Punti, gol e porte chiuse. Lazio-Inter, lo scudetto si gioca anche in... difesa

Il muro di Conte contro la stabilità di Inzaghi Solo 20 reti prese per entrambe. Nessuno come loro

Due difese granitiche, con differenze evidenti. Lazio e Inter arrivano allo scontro diretto di domani sera avendo incassato meno gol di tutti in campionato. Sono 40 reti totali, distribuite con un democratico 20 a testa. La differenza sta nelle aspettative: con Handanovic in porta e De Vrij, Skriniar e Godin a fare muro, l'obiettivo dei nerazzurri era proprio quello di diventare impermeabili. Fin dall'origine doveva essere quello il punto di forza. In casa Lazio la situazione è molto diversa: i laziali, dal 2015-16 fino al 2018-19, hanno subito, nell'ordine, 52, 51, 49 e 46 gol. Non un caso che la società, in estate, abbia investito per un difensore (Vavro) ben 12 milioni, cioè più che per qualsiasi altro giocatore. Considerando però che lo slovacco ha fallito, l'improvvisa stabilità dei biancocelesti è sorprendente.

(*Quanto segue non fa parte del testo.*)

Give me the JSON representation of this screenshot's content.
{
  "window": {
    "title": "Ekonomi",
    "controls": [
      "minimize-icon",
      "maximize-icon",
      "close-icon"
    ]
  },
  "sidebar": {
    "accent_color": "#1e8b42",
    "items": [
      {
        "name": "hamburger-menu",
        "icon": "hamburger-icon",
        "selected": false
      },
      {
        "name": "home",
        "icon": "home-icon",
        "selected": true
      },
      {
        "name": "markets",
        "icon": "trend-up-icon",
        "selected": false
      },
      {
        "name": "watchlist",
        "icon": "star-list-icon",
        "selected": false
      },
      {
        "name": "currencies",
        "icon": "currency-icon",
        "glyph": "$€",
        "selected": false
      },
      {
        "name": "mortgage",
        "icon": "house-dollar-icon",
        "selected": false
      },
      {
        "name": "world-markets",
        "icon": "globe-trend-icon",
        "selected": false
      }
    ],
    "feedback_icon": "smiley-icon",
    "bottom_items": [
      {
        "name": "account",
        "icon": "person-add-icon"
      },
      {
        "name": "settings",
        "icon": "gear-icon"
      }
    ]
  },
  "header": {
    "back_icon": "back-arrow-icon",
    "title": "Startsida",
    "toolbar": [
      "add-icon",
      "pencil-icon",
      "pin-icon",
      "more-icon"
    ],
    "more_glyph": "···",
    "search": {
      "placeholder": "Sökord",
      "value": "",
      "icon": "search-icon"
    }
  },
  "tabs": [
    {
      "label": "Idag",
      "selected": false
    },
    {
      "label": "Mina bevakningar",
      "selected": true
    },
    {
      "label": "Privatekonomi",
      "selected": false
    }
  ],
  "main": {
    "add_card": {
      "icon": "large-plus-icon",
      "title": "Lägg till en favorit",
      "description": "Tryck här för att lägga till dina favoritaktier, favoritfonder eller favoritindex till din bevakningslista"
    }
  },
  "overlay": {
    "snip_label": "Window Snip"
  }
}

Nessuno pensi però che Lazio-Inter sarà una partita povera di reti: con 53 e 48 gol segnati, infatti, biancocelesti e nerazzurri sono rispettivamente il secondo e il terzo attacco più prolifico del campionato. Insomma, dall'attacco alla difesa è a tutti gli effetti uno scontro fra prime della classe. Questo benché, da una parte e dall'altra, ci siano diverse assenze importanti: innanzitutto mancheranno i due capitani. Il laziale Lulic a inizio settimana si è dovuto operare alla caviglia sinistra a causa di un'infezione. Le infiltrazioni effettuate negli ultimi mesi hanno solo peggiorato la situazione, motivo per il quale il bosniaco è arrabbiato: ha avuto paura e ha intenzione di prendersela con molta calma prima di tornare. Dovrebbe restare fermo per circa un mese e saltare, oltre alla sfida con l'Inter, anche quelle con Genoa, Bologna e Atalanta. Ma non è detto che riesca a recuperare per la partita del 15 marzo con la Fiorentina.

Stanno invece migliorando le condizioni di Samir Handanovic: il portiere è indisponibile per un problema al mignolo. L'Inter non attingerà alla lista degli svincolati (si era parlato di Viviano) per sostituirlo. Con la Lazio ci sarà quindi Padelli, poi dovrebbe tornare a disposizione lui. Dovrà saltare la trasferta romana anche Stefano Sensi, che nella semifinale d'andata della Coppa Italia (persa contro il Napoli) ha subito un'infrazione allo scafoide. Il suo forfait può favorire l'esordio dal primo minuto di Eriksen. Il danese è il fiore all'occhiello del mercato invernale dei nerazzurri e ha il compito, proprio nelle partite di questa importanza, di prendere per mano non solo il centrocampo, ma tutta la squadra. Certo, non sarà un compito facile, perché avrà di fronte la miglior difesa del campionato (nel proprio stadio, fra l'altro, i laziali hanno incassato appena nove reti, meno di tutti). Ma è anche vero che alle proprie spalle avrà una retroguardia altrettanto forte.